DOI: 10.7759/cureus.28365
Abstrakt: Translocation of sex/autosome chromosomes is uncommon, but they have a stronger impact on fertility than autosome/autosome translocation.   Y/autosome translocation is associated with azoospermia in 80% of cases. To our knowledge, there have been only eight cases reported of a balanced reciprocal (Y;16) translocation associated with male infertility.Here we report an infertile man with azoospermia who has a reciprocal translocation t(Y;16) (q12; p13.2).  A 38-year-old Saudi medically free male presented with primary infertility and azoospermia for six years. He has a positive family history of male infertility. Physical examination was unremarkable. Investigations showed normal hormonal panel and azoospermia. He has a male karyotype with a reciprocal chromosome Y,16 translocation.
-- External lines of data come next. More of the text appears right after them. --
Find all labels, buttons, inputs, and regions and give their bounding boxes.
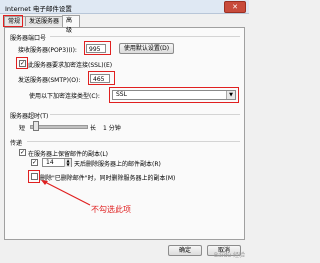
tab-advanced[interactable]: 高级	[62, 15, 80, 34]
watermark: Baidu 经验	[214, 252, 245, 259]
title-bar: Internet 电子邮件设置 ✕	[0, 0, 249, 14]
window-title: Internet 电子邮件设置	[5, 5, 72, 13]
ok-button[interactable]: 确定	[168, 245, 202, 256]
annotation-text: 不勾选此项	[91, 205, 131, 214]
close-button[interactable]: ✕	[224, 1, 246, 13]
email-settings-window: Internet 电子邮件设置 ✕ 常规 发送服务器 高级 服务器端口号 接收服…	[0, 0, 249, 263]
tab-highlight	[3, 15, 23, 27]
tab-outgoing-server[interactable]: 发送服务器	[25, 16, 63, 26]
advanced-panel: 服务器端口号 接收服务器(POP3)(I): 995 使用默认设置(D) ✓ 此…	[4, 27, 245, 240]
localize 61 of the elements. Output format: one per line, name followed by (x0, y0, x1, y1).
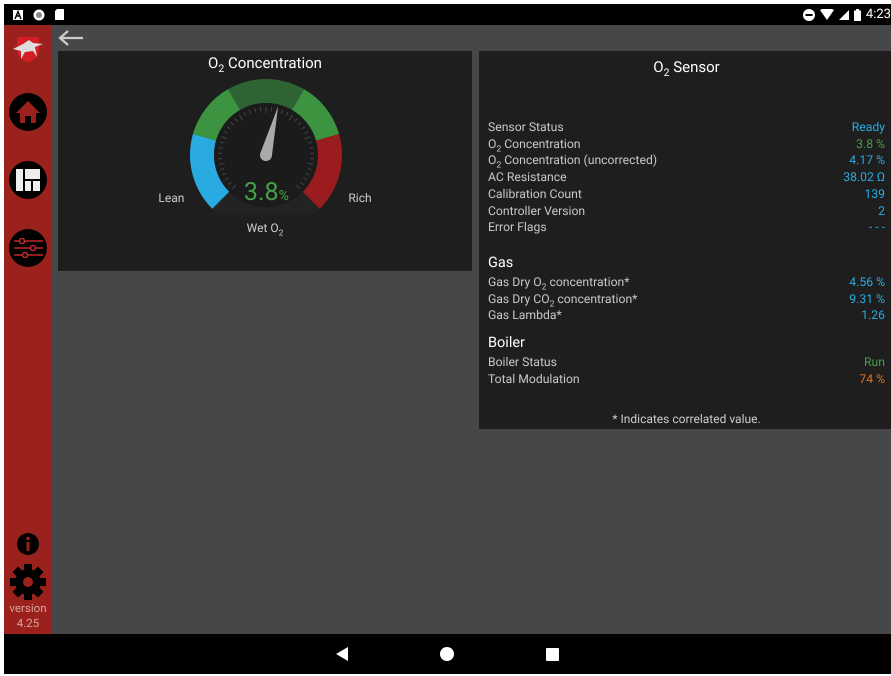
back-nav-button[interactable] (336, 647, 348, 661)
row-value: 4.17 % (849, 152, 885, 170)
row-label: Gas Dry CO$_{2}$ concentration* (488, 290, 638, 308)
row-label: AC Resistance (488, 169, 567, 186)
back-triangle-icon (336, 647, 348, 661)
card-title: O$_{2}$ Sensor (652, 57, 721, 77)
record-icon (33, 8, 45, 20)
row-value: 3.8 % (856, 136, 885, 152)
row-label: Controller Version (488, 202, 586, 220)
row-value: 9.31 % (849, 290, 885, 308)
gauge-value: 3.8% (244, 178, 289, 207)
footnote: * Indicates correlated value. (611, 412, 762, 426)
battery-icon (854, 8, 861, 20)
logo-drawing (11, 35, 45, 63)
dashboard-button[interactable] (9, 161, 47, 199)
rich-label: Rich (348, 191, 372, 205)
row-label: O$_{2}$ Concentration (488, 136, 581, 152)
row-value: 38.02 Ω (843, 169, 885, 186)
row-label: Gas Dry O$_{2}$ concentration* (488, 274, 630, 291)
row-value: 139 (864, 186, 885, 203)
home-nav-button[interactable] (440, 647, 454, 661)
row-value: 74 % (859, 370, 885, 388)
row-value: 1.26 (861, 307, 885, 324)
do-not-disturb-icon (802, 8, 815, 20)
row-value: - - - (868, 219, 885, 236)
dashboard-icon (16, 169, 40, 191)
lean-label: Lean (158, 191, 184, 205)
sliders-icon (13, 238, 43, 258)
app-icon (13, 10, 23, 20)
signal-icon (838, 10, 849, 20)
gauge-needle (260, 106, 278, 161)
gauge-caption: Wet O$_{2}$ (246, 221, 284, 235)
row-label: Calibration Count (488, 186, 582, 203)
settings-icon[interactable] (9, 563, 47, 601)
version-label: version (9, 601, 47, 616)
wifi-icon (820, 9, 834, 20)
back-arrow-icon (58, 30, 84, 46)
row-label: Error Flags (488, 219, 547, 236)
row-label: Sensor Status (488, 119, 564, 136)
card-title: O$_{2}$ Concentration (208, 53, 322, 73)
home-button[interactable] (9, 93, 47, 131)
row-value: Ready (852, 119, 885, 136)
row-label: Boiler Status (488, 354, 557, 371)
row-label: Total Modulation (488, 370, 580, 388)
info-icon[interactable] (17, 533, 39, 555)
version-number: 4.25 (16, 616, 40, 631)
row-value: 4.56 % (849, 274, 885, 291)
row-value: 2 (878, 202, 885, 220)
back-button[interactable] (58, 30, 84, 46)
sd-card-icon (55, 9, 64, 20)
row-label: Gas Lambda* (488, 307, 562, 324)
row-value: Run (864, 354, 885, 371)
square-icon (546, 648, 559, 660)
home-circle-icon (440, 647, 454, 661)
section-heading: Boiler (488, 334, 526, 352)
clock: 4:23 (866, 7, 891, 22)
settings-sliders-button[interactable] (9, 229, 47, 267)
row-label: O$_{2}$ Concentration (uncorrected) (488, 152, 658, 170)
recents-nav-button[interactable] (546, 648, 559, 660)
home-icon (15, 100, 41, 124)
section-heading: Gas (488, 254, 514, 271)
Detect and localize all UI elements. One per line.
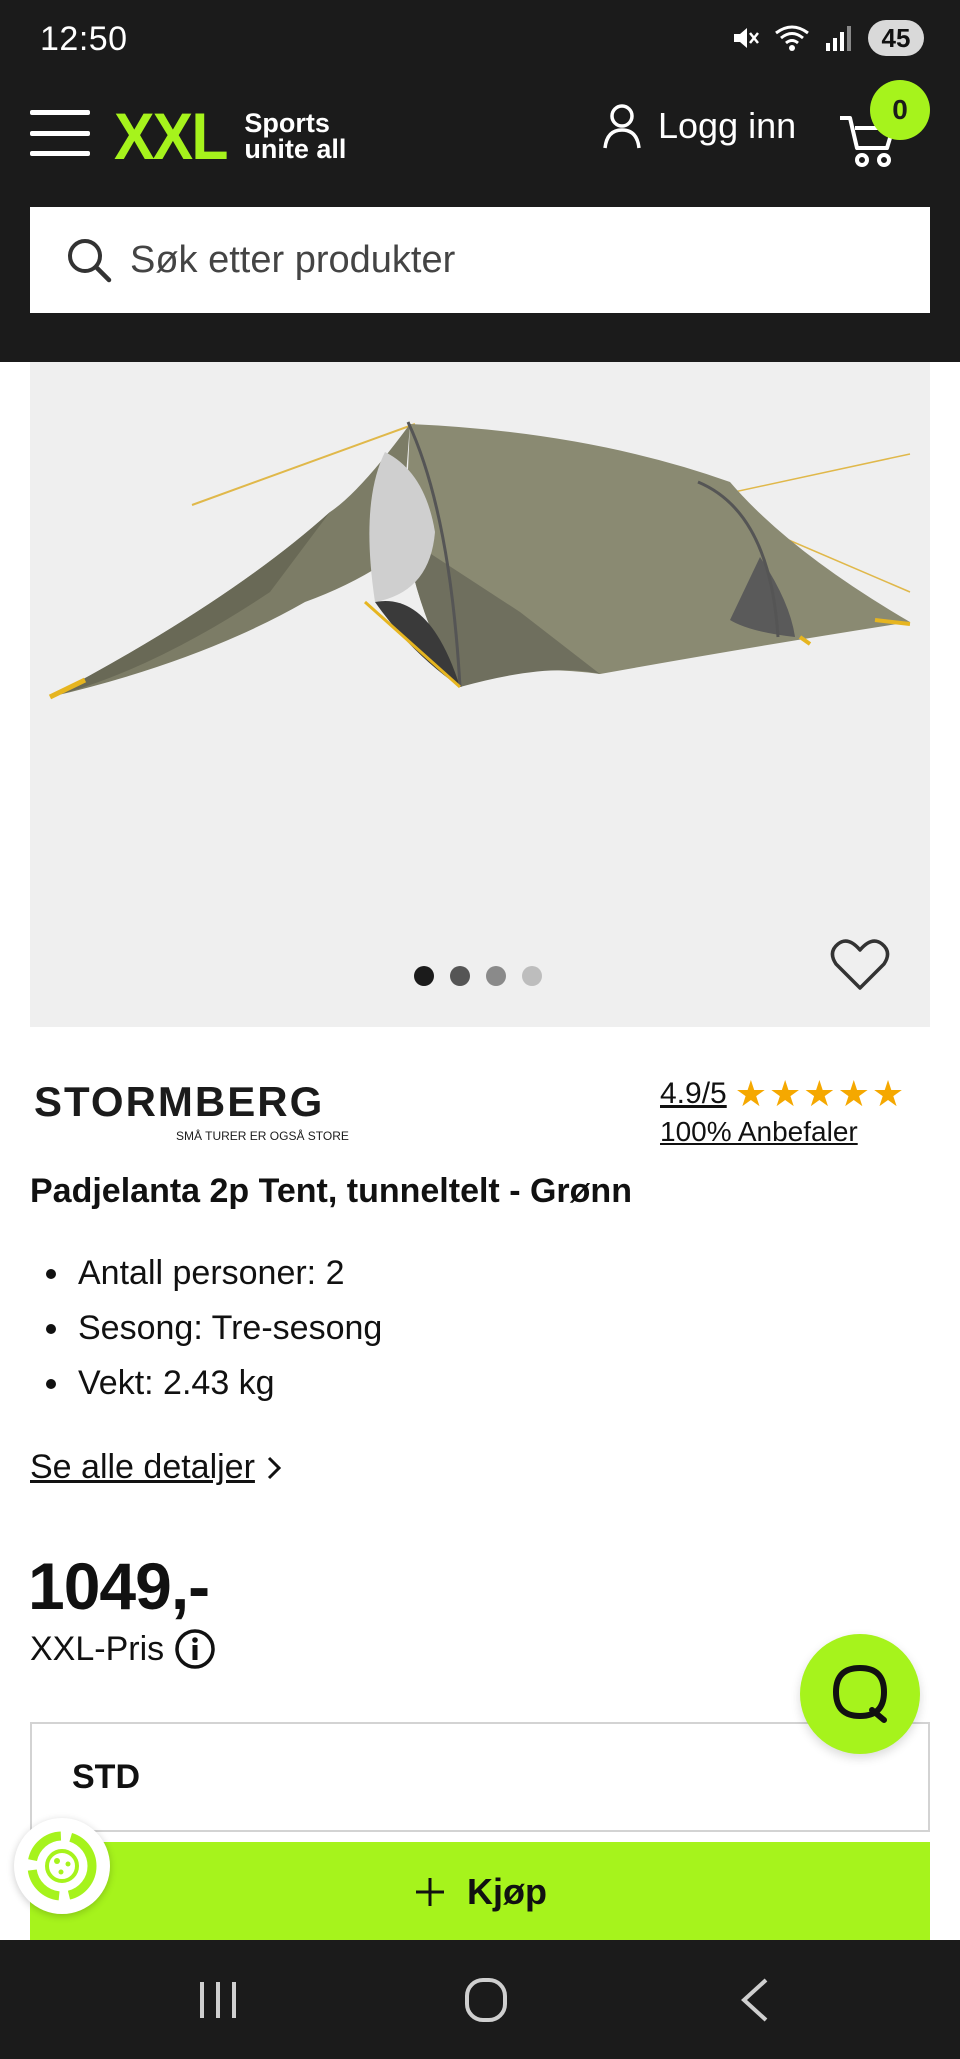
battery-indicator: 45 [868, 20, 924, 56]
logo-text: XXL [114, 99, 228, 173]
cart-count-badge[interactable]: 0 [870, 80, 930, 140]
login-label: Logg inn [658, 105, 797, 146]
search-icon [68, 239, 112, 283]
feature-list: Antall personer: 2 Sesong: Tre-sesong Ve… [30, 1246, 382, 1411]
product-image-carousel[interactable] [30, 362, 930, 1027]
product-title: Padjelanta 2p Tent, tunneltelt - Grønn [30, 1172, 632, 1210]
buy-button-label: Kjøp [467, 1871, 547, 1912]
home-icon[interactable] [464, 1976, 508, 2024]
product-price: 1049,- [28, 1549, 210, 1623]
price-label-text: XXL-Pris [30, 1629, 165, 1668]
carousel-dot[interactable] [450, 966, 470, 986]
xxl-logo[interactable]: XXL Sports unite all [114, 98, 346, 174]
system-nav-bar [0, 1940, 960, 2059]
tent-image [48, 421, 911, 700]
rating-value[interactable]: 4.9/5 [660, 1077, 727, 1111]
search-bar[interactable] [30, 207, 930, 313]
price-label: XXL-Pris [30, 1628, 216, 1670]
signal-icon [826, 26, 851, 51]
carousel-dots [414, 966, 542, 986]
carousel-dot[interactable] [486, 966, 506, 986]
feature-item: Sesong: Tre-sesong [30, 1301, 382, 1356]
login-button[interactable]: Logg inn [602, 102, 796, 150]
see-all-details-link[interactable]: Se alle detaljer [30, 1448, 283, 1487]
recent-apps-icon[interactable] [196, 1980, 240, 2020]
size-select[interactable]: STD [30, 1722, 930, 1832]
wifi-icon [775, 25, 809, 51]
star-icon: ★ [837, 1073, 870, 1114]
search-input[interactable] [130, 238, 890, 282]
plus-icon [416, 1878, 444, 1906]
rating-area[interactable]: 4.9/5 ★ ★ ★ ★ ★ 100% Anbefaler [660, 1076, 932, 1148]
info-icon[interactable] [174, 1628, 216, 1670]
status-icons: 45 [730, 20, 924, 56]
star-icon: ★ [769, 1073, 802, 1114]
carousel-dot[interactable] [522, 966, 542, 986]
user-icon [603, 104, 641, 149]
cookie-settings-button[interactable] [14, 1818, 110, 1914]
feature-item: Antall personer: 2 [30, 1246, 382, 1301]
brand-name: STORMBERG [34, 1078, 324, 1125]
menu-icon[interactable] [30, 110, 90, 156]
back-icon[interactable] [738, 1976, 772, 2024]
rating-row[interactable]: 4.9/5 ★ ★ ★ ★ ★ [660, 1076, 932, 1112]
star-icon: ★ [734, 1073, 768, 1114]
details-link-label: Se alle detaljer [30, 1448, 255, 1486]
buy-button[interactable]: Kjøp [30, 1842, 930, 1942]
mute-icon [734, 28, 759, 48]
feature-item: Vekt: 2.43 kg [30, 1356, 382, 1411]
cookie-icon [27, 1831, 97, 1901]
brand-tagline: SMÅ TURER ER OGSÅ STORE [176, 1128, 349, 1143]
rating-stars: ★ ★ ★ ★ ★ [735, 1076, 904, 1112]
status-time: 12:50 [40, 20, 128, 58]
chevron-right-icon [267, 1456, 282, 1479]
chat-button[interactable] [800, 1634, 920, 1754]
star-icon: ★ [871, 1073, 905, 1114]
chat-icon [832, 1664, 888, 1723]
heart-icon[interactable] [830, 936, 890, 992]
site-header: XXL Sports unite all Logg inn 0 [0, 66, 960, 362]
status-bar: 12:50 45 [0, 0, 960, 66]
carousel-dot[interactable] [414, 966, 434, 986]
brand-logo[interactable]: STORMBERG SMÅ TURER ER OGSÅ STORE [34, 1076, 354, 1146]
logo-tagline: Sports unite all [244, 108, 347, 164]
star-icon: ★ [803, 1073, 836, 1114]
recommend-link[interactable]: 100% Anbefaler [660, 1116, 932, 1148]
Histopathology report of bilateral testicular sperm extraction (TESE) revealed most tubules show early maturation arrest and few show either Sertoli-cell only syndrome or are completely hyalinized and atrophic.  This case illustrates a rare cause of non-obstructive azoospermia in a male with chromosome Y,16 translocation as a result of a meiotic arrest. Medical practitioners should be aware of the genetic abnormalities of male patients who present with primary infertility. Karyotyping has the capability to diagnose genetic abnormalities in this patient.
Competing Interests: The authors have declared that no competing interests exist.